Durch Schutzmaßnahmen sind vielerorts die Kormoranbestände regelrecht explodiert, zu Schaden für viele bedrohte Fischarten. Bild: Anglerverband Niedersachsen e.V./F. Möllers |
Wissenschaft und Anglerverband Niedersachsen widerlegen Behauptungen des NABU Niedersachsen zum Kormoran.
Aktuelle Forschungsergebnisse aus mehreren Ländern Europas belegen, dass Kormorane Fischbestände in Seen und Flüssen massiv dezimieren können. Von bestimmten Alters- und Größenklassen bis hin zur lokalen fast vollständigen Vernichtung bedrohter Arten - in Niedersachsen insbesondere der Äsche (Fisch des Jahres 2011).

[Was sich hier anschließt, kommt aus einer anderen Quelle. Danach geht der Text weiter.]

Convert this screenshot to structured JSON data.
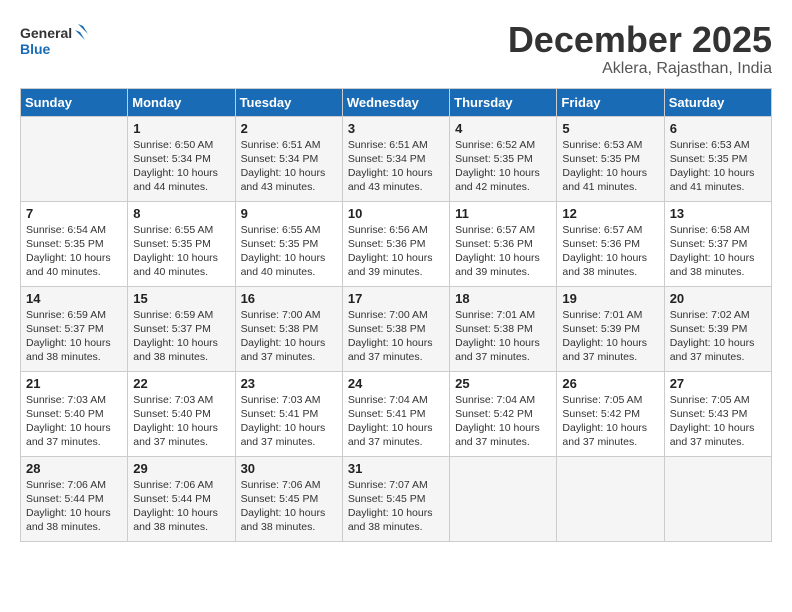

Auf Berufung führender Kormoranforscher und nach Auswertung aktueller Studien widerlegt der Anglerverband Niedersachsen (AVN) in seinem „Faktencheck Kormoran“ Aussagen des NABU, die den Einfluss des Kormorans auf die heimischen Fischbestände verharmlosen.
Kernthese des NABU Niedersachsen falsch!
NABU: „Schäden an natürlichen Fischpopulationen durch Kormorane sind nicht belegt.“ „Aktuelle Gefährdungslagen von Fischarten, welche vom Kormoran verursacht werden, sind nicht bekannt.“
Wissenschaftliche Studien der letzten Jahre an verschiedenen Fischarten und Gewässern belegen eindeutig das Gegenteil: Kormorane können lokale Fischpopulationen in Seen und Flüssen dezimieren, bis hin zum fast vollständigen Verschwinden einer Art in ihrem angestammten Gewässer. Erhebliche Bestandsrückgänge und Bestandsverluste von 75 Prozent und darüber wurden ermittelt für Äsche, Bachforelle, Meerforelle, Lachs, Zander, Hecht, Barsch u.a.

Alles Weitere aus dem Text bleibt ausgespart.